ツーリング中はリュックやショルダーバッグを背負わず、身軽な状態で運転することをおすすめします。体に何も身につけないだけで、運転の疲労感は劇的に改善します。
積載問題の解決には「トップケース」が最適です。ツーリングバッグを毎回括り付ける手間を省けるうえ、前日に荷物をセットしておけば、当日はガチャッと装着するだけで出発できます。

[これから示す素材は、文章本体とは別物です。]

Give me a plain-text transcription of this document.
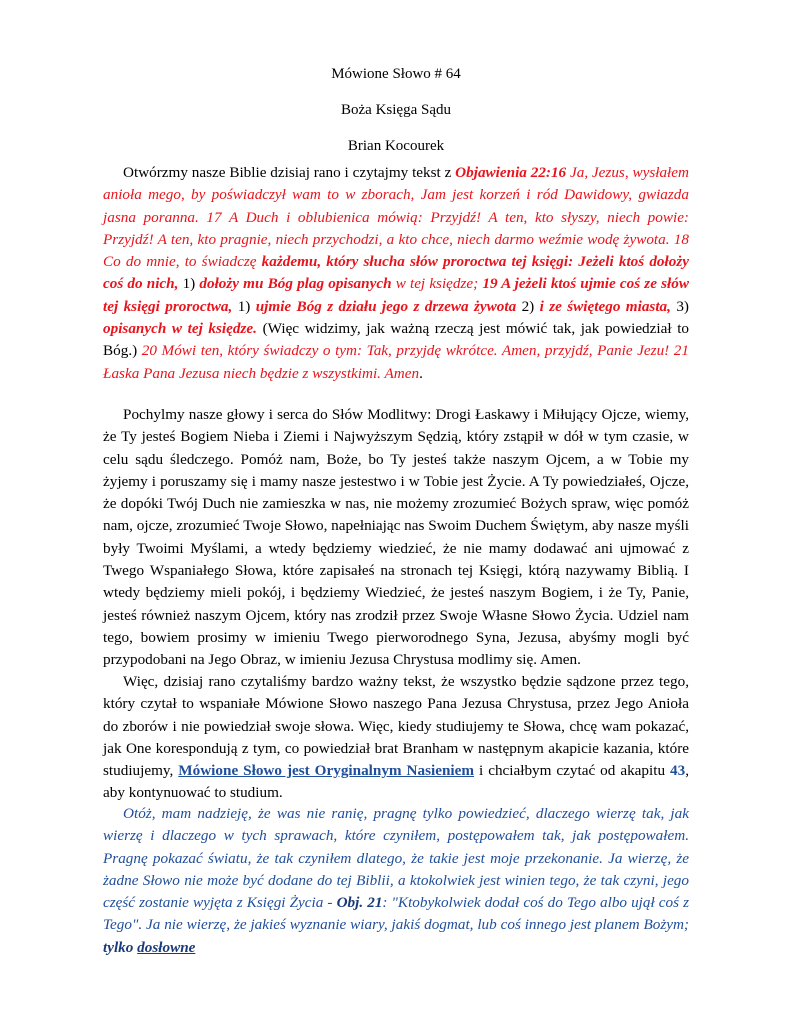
Mówione Słowo # 64

Boża Księga Sądu

Brian Kocourek

Otwórzmy nasze Biblie dzisiaj rano i czytajmy tekst z Objawienia 22:16 Ja, Jezus, wysłałem anioła mego, by poświadczył wam to w zborach, Jam jest korzeń i ród Dawidowy, gwiazda jasna poranna. 17 A Duch i oblubienica mówią: Przyjdź! A ten, kto słyszy, niech powie: Przyjdź! A ten, kto pragnie, niech przychodzi, a kto chce, niech darmo weźmie wodę żywota. 18 Co do mnie, to świadczę każdemu, który słucha słów proroctwa tej księgi: Jeżeli ktoś dołoży coś do nich, 1) dołoży mu Bóg plag opisanych w tej księdze; 19 A jeżeli ktoś ujmie coś ze słów tej księgi proroctwa, 1) ujmie Bóg z działu jego z drzewa żywota 2) i ze świętego miasta, 3) opisanych w tej księdze. (Więc widzimy, jak ważną rzeczą jest mówić tak, jak powiedział to Bóg.) 20 Mówi ten, który świadczy o tym: Tak, przyjdę wkrótce. Amen, przyjdź, Panie Jezu! 21 Łaska Pana Jezusa niech będzie z wszystkimi. Amen.

Pochylmy nasze głowy i serca do Słów Modlitwy: Drogi Łaskawy i Miłujący Ojcze, wiemy, że Ty jesteś Bogiem Nieba i Ziemi i Najwyższym Sędzią, który zstąpił w dół w tym czasie, w celu sądu śledczego. Pomóż nam, Boże, bo Ty jesteś także naszym Ojcem, a w Tobie my żyjemy i poruszamy się i mamy nasze jestestwo i w Tobie jest Życie. A Ty powiedziałeś, Ojcze, że dopóki Twój Duch nie zamieszka w nas, nie możemy zrozumieć Bożych spraw, więc pomóż nam, ojcze, zrozumieć Twoje Słowo, napełniając nas Swoim Duchem Świętym, aby nasze myśli były Twoimi Myślami, a wtedy będziemy wiedzieć, że nie mamy dodawać ani ujmować z Twego Wspaniałego Słowa, które zapisałeś na stronach tej Księgi, którą nazywamy Biblią. I wtedy będziemy mieli pokój, i będziemy Wiedzieć, że jesteś naszym Bogiem, i że Ty, Panie, jesteś również naszym Ojcem, który nas zrodził przez Swoje Własne Słowo Życia. Udziel nam tego, bowiem prosimy w imieniu Twego pierworodnego Syna, Jezusa, abyśmy mogli być przypodobani na Jego Obraz, w imieniu Jezusa Chrystusa modlimy się. Amen.

Więc, dzisiaj rano czytaliśmy bardzo ważny tekst, że wszystko będzie sądzone przez tego, który czytał to wspaniałe Mówione Słowo naszego Pana Jezusa Chrystusa, przez Jego Anioła do zborów i nie powiedział swoje słowa. Więc, kiedy studiujemy te Słowa, chcę wam pokazać, jak One korespondują z tym, co powiedział brat Branham w następnym akapicie kazania, które studiujemy, Mówione Słowo jest Oryginalnym Nasieniem i chciałbym czytać od akapitu 43, aby kontynuować to studium.

Otóż, mam nadzieję, że was nie ranię, pragnę tylko powiedzieć, dlaczego wierzę tak, jak wierzę i dlaczego w tych sprawach, które czyniłem, postępowałem tak, jak postępowałem. Pragnę pokazać światu, że tak czyniłem dlatego, że takie jest moje przekonanie. Ja wierzę, że żadne Słowo nie może być dodane do tej Biblii, a ktokolwiek jest winien tego, że tak czyni, jego część zostanie wyjęta z Księgi Życia - Obj. 21: "Ktobykolwiek dodał coś do Tego albo ujął coś z Tego". Ja nie wierzę, że jakieś wyznanie wiary, jakiś dogmat, lub coś innego jest planem Bożym; tylko dosłowne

朝の貴重な時間を節約できるだけでなく、旅先で買ったお土産も楽々持ち帰れるため、ツーリングのQOL(生活の質)を大きく引き上げてくれます。


夏のお守りはロキソニン


最後にお伝えしたいのが、お守り代わりの「ロキソニン」です。
バイクは車と違い、自分以外に運転を代わってもらうことが極めて困難な乗り物です。ヘルメットが必要な環境下では、誰かに助けてもらうのは容易ではありません。
もしもの時の痛み止めとして備えておけば、一時的に痛みを抑えて自走で帰宅できる状況を作れる可能性があります。あくまで「お守り」として、ポーチに忍ばせておきましょう。
まとめ
夏のツーリングは、装備を揃えることで「苦行」から「極上の体験」へと変えることができます。最後に、今回紹介したポイントを振り返ってみましょう。
- ウエア選びは妥協しない
フルメッシュジャケットと夏特化のライディングパンツで、圧倒的な排熱と通気性を確保する。 - 目と肌を守る
ミラーシールドを活用し、紫外線による疲労や肌トラブルを未然に防ぐ。 - 「身軽さ」が疲れを軽減する
トップケースを導入し、体にバッグを背負わない環境を作ることで、運転への集中力を高める。 - 無理のない計画と備え
「こまめな休憩」を絶対のルールとし、万が一の備えとしてロキソニンを携帯する。
夏の暑さを完全に消すことはできませんが、適切な装備と心構えがあれば、その暑さすらもツーリングの一部として楽しむ余裕が生まれます。
今回紹介したアイテムは、どれも一度導入すればその効果を実感できるものばかりです。ぜひ、次回のツーリングまでに一つでも取り入れてみてください。準備を万全にして、この夏も最高に楽しいバイクライフを送りましょう!